Фауст повернулся. Он увидел четырех изрядно подвыпивших мужиков, которые сидели, развалясь, в отдельной кабине на другой стороне помещения.

- Он всего лишь доктор, - проговорил один презрительно.

- Птица злых предзнаменований, при виде которой честных людей страх берет, и она все больше жиреет от мертвечины, - процедил его приятель. - Шакал, стервятник - какая разница?

Грянул хохот.

- Ауэрбах! - выкрикнул Фауст. Худой владелец харчевни подскочил к их столику. - Кто эти люди?

- Мне ужасно неудобно, - сказал тот, нервно проводя ладонью по лысой голове. - Я пытался поговорить с этими хулиганами, но они ни черта не разумеют. Каждый вечер являются сюда выпить и надираются, и из-за них ко мне перестали ходить несколько респектабельных постоянных посетителей. Прошу вас, позвольте, я отнесу ваши тарелки в отдельную комнату. Все издержки будут за мой счет.

- Нет, нет, не стоит беспокоиться. Я сам разберусь. - С этими словами Фауст наклонил голову, прислушиваясь. Потом встал.
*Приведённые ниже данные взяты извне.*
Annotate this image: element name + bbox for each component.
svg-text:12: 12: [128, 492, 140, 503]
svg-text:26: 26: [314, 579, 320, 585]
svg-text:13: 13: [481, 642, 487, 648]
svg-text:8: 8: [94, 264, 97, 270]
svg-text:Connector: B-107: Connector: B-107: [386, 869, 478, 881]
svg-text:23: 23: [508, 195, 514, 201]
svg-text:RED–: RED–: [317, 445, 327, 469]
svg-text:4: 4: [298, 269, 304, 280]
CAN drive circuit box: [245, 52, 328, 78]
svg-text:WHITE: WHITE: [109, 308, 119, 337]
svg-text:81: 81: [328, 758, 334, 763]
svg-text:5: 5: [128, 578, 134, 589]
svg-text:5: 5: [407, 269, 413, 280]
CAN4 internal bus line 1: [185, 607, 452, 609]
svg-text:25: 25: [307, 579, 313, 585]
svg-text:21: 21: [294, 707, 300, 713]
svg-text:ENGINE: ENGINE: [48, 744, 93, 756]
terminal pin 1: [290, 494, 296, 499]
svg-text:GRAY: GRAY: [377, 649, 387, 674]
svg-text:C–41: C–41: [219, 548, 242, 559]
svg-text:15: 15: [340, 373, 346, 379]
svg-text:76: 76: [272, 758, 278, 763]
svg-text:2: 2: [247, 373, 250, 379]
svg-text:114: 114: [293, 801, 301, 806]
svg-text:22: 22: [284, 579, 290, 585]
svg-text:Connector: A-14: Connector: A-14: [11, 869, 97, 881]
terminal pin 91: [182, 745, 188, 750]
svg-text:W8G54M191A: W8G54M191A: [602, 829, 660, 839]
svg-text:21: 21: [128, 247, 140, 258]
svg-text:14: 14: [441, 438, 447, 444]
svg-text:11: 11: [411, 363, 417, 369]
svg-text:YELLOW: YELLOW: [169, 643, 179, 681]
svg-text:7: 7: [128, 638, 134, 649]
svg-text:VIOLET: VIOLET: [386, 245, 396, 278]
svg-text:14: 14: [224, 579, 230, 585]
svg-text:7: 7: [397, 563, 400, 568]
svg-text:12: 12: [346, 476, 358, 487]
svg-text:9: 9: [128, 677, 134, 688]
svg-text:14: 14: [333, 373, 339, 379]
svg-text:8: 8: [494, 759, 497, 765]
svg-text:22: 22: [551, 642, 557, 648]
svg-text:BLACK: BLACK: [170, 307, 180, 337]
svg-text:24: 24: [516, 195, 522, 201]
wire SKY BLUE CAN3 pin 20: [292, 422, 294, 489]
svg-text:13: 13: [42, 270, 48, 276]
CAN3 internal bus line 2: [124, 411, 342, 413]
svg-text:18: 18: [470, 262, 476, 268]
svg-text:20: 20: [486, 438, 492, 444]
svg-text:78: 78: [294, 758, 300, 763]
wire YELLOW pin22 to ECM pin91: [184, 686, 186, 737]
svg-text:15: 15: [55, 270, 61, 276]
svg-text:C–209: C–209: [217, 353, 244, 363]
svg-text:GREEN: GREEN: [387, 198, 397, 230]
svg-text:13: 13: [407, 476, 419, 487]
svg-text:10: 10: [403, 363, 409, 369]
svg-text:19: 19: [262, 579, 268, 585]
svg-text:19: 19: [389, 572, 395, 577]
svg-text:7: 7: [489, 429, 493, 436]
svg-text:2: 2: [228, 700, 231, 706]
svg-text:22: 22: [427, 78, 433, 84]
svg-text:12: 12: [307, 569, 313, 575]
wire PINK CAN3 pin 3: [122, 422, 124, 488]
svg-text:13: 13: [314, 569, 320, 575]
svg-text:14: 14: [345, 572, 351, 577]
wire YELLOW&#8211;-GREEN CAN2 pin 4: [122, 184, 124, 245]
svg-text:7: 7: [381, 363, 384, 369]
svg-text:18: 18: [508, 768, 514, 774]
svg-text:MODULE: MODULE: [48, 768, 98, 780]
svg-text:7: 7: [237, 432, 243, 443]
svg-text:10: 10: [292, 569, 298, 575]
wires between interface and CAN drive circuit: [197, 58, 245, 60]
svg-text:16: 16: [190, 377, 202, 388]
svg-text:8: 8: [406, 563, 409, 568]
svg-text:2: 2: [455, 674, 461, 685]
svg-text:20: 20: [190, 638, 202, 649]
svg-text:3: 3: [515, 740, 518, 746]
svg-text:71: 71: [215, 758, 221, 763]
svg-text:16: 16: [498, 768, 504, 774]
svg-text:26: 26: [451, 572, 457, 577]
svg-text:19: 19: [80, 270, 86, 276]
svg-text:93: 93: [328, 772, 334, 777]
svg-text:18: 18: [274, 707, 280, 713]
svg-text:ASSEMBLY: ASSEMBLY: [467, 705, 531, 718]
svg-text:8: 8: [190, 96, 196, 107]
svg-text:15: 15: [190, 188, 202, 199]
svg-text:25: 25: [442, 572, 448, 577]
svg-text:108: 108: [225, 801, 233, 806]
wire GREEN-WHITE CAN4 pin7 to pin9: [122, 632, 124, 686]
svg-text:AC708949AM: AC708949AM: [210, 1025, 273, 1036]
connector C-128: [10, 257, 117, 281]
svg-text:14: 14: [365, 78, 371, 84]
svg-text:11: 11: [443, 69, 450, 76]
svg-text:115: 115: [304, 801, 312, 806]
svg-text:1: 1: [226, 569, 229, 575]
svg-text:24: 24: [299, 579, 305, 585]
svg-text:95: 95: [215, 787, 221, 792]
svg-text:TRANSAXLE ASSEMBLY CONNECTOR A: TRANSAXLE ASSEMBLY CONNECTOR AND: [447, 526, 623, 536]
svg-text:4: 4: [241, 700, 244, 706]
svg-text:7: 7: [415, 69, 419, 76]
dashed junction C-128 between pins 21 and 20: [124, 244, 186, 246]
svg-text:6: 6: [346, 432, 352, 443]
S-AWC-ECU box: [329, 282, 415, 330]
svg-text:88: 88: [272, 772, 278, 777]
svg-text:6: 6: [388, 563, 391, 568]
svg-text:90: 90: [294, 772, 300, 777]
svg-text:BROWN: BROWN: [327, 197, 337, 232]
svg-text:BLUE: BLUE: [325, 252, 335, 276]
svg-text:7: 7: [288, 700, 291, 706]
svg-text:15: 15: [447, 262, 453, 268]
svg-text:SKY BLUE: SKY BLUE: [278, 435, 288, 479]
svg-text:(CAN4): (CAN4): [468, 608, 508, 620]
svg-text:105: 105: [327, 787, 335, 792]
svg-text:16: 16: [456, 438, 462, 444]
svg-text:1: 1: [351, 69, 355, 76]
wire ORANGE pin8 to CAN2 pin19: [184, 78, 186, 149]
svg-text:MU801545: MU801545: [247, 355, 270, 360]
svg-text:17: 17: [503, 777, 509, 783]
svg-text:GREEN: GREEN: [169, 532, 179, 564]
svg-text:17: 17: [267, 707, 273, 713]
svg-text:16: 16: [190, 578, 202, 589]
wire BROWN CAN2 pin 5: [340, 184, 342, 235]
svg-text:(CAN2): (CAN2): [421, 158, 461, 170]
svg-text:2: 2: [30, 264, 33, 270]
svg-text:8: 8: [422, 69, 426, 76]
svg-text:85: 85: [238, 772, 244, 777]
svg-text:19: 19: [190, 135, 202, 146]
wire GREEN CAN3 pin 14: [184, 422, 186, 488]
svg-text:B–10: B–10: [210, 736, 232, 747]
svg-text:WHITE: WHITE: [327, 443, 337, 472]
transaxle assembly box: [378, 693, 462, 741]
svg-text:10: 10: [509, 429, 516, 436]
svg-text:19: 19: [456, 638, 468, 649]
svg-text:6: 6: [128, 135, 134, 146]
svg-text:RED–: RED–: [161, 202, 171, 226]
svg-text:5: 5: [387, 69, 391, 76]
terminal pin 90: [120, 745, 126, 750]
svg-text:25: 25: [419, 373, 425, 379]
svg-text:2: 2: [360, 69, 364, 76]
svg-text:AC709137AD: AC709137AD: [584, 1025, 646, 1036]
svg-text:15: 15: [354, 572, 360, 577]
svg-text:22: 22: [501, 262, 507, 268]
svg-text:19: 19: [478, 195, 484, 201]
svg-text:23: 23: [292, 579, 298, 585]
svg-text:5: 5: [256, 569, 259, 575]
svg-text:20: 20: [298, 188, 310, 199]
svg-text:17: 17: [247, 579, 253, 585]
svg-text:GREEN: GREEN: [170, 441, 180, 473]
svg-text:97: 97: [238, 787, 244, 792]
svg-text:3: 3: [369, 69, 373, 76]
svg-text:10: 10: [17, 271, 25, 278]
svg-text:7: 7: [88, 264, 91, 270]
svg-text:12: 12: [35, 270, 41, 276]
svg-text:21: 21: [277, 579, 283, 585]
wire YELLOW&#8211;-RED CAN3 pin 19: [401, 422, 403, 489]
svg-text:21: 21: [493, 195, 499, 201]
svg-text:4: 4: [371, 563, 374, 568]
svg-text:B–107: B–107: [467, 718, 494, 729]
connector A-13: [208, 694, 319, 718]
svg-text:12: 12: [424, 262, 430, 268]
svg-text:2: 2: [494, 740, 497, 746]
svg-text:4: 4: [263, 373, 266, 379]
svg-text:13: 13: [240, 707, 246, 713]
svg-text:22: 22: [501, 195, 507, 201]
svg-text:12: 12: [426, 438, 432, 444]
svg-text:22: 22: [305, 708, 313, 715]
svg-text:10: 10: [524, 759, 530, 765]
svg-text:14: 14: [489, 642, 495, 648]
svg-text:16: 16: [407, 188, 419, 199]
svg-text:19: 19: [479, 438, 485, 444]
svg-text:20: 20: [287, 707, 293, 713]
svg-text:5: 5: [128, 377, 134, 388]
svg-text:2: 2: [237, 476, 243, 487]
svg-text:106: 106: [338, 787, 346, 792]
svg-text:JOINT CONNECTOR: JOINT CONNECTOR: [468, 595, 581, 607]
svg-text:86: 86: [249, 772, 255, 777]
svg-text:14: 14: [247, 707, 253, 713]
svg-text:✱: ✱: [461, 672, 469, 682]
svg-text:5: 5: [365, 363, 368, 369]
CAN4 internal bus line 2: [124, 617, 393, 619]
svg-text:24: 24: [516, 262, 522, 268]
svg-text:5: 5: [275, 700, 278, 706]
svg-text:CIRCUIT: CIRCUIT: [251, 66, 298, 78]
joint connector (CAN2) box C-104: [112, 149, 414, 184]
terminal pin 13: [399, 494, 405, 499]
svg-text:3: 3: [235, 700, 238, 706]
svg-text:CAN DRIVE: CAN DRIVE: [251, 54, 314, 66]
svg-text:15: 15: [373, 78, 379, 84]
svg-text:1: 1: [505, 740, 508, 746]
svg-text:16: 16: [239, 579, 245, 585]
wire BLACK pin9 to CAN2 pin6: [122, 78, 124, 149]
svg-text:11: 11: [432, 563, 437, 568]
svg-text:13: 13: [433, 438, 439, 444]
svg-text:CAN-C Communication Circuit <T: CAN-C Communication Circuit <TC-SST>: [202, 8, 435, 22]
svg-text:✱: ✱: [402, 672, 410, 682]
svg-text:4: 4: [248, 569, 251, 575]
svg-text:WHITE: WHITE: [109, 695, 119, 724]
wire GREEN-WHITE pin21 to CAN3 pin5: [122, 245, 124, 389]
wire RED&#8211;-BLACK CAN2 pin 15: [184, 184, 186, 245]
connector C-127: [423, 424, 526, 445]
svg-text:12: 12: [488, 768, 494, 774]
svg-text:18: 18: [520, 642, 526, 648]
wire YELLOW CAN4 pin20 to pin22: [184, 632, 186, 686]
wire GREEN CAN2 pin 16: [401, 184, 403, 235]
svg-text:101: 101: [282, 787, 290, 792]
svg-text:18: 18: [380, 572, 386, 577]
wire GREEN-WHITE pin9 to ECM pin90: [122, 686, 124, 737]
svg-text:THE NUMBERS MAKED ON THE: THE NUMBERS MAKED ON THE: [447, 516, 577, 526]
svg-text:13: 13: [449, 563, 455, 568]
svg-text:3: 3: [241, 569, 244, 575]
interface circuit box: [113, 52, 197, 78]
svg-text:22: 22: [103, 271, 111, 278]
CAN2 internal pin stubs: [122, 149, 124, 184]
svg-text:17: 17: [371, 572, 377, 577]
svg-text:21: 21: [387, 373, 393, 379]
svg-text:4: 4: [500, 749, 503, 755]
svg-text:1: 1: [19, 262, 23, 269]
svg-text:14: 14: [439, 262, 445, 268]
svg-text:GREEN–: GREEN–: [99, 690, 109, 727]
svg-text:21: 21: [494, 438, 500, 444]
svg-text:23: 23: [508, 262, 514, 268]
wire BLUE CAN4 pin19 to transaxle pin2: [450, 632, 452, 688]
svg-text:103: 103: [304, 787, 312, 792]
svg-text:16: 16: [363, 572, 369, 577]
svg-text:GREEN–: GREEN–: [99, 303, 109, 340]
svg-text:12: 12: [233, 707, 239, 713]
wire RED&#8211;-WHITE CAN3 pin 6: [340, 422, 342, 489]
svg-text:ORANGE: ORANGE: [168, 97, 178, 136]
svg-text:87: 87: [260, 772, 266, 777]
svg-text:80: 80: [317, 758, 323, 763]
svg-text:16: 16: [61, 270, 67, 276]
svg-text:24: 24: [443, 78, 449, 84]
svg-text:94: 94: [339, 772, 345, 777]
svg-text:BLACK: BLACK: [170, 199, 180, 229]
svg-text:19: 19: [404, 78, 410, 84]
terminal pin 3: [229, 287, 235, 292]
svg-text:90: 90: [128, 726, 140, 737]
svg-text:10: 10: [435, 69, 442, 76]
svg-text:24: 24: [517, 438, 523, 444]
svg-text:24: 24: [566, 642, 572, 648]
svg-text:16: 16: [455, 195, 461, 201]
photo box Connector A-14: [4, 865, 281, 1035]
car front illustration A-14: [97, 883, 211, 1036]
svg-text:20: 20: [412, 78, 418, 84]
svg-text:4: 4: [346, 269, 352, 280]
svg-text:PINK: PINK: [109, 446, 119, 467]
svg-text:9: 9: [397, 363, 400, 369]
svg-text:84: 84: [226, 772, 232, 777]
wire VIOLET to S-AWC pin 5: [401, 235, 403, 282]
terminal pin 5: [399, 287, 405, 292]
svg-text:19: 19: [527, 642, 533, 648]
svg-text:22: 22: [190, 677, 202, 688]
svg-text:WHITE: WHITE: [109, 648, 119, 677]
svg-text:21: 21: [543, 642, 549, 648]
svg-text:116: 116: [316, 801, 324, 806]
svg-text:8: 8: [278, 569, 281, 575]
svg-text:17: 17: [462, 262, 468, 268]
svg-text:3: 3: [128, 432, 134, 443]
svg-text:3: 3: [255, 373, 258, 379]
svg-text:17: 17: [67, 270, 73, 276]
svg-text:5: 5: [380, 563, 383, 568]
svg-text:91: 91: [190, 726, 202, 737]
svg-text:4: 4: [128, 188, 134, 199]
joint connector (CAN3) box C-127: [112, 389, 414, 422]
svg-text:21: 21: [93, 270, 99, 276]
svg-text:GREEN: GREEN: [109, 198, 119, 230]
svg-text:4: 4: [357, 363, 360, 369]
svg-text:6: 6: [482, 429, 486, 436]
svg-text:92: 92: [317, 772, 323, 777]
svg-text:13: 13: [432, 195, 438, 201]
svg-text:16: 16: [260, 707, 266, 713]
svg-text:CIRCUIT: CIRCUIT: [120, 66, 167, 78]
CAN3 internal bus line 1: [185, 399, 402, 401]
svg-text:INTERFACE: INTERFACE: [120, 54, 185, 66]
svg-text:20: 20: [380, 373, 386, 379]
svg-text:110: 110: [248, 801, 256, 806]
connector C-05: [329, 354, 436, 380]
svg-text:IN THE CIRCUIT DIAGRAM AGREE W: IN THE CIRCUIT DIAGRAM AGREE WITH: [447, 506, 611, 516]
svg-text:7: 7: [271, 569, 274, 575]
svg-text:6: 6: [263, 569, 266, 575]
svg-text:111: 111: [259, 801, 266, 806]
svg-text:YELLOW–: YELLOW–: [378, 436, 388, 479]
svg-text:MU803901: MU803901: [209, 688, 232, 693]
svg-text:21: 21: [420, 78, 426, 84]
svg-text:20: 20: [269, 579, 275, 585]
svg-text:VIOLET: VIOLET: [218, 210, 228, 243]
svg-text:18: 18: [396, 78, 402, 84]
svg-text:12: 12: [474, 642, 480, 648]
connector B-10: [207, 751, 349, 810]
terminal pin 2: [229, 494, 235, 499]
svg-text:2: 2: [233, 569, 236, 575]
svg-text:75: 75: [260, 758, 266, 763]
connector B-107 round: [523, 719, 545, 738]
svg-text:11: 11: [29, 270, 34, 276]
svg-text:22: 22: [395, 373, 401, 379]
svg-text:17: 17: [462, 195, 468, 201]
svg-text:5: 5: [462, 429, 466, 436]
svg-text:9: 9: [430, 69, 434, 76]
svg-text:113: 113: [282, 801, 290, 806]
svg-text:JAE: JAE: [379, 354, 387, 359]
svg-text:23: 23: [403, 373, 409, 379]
Когда он подошел к поносившим его, смех тотчас затих. Однако они не испугались его гнева: ухмылялись, хмурились, вызывающе усмехались, ожидая развлечения. Фауст осуждающе поднял палец и указал на самого шумливого из компании.

- Ты! Герр Белоголовый… - Этот человек был блондином. - Ты умрешь первым! Из-за своего бахвальства, пьянства, несмотря на амулеты, вшитые внутри твоего костюма…

- Черт подери, откуда ты знаешь?

- … ты первый обнаружишь, что не сумел скрыться от чумы. Сегодня ночью, когда налакаешься уже достаточно, чтобы запамятовать наш разговор, ты, шатаясь, приплетешься домой и поднимешься по лестнице. Ты будешь вести себя в точности так же, как всегда: откинешь в сторону одеяло, шлепнешь по заднице жену и заорешь: «Твой весельчак дома, старая плутовка!»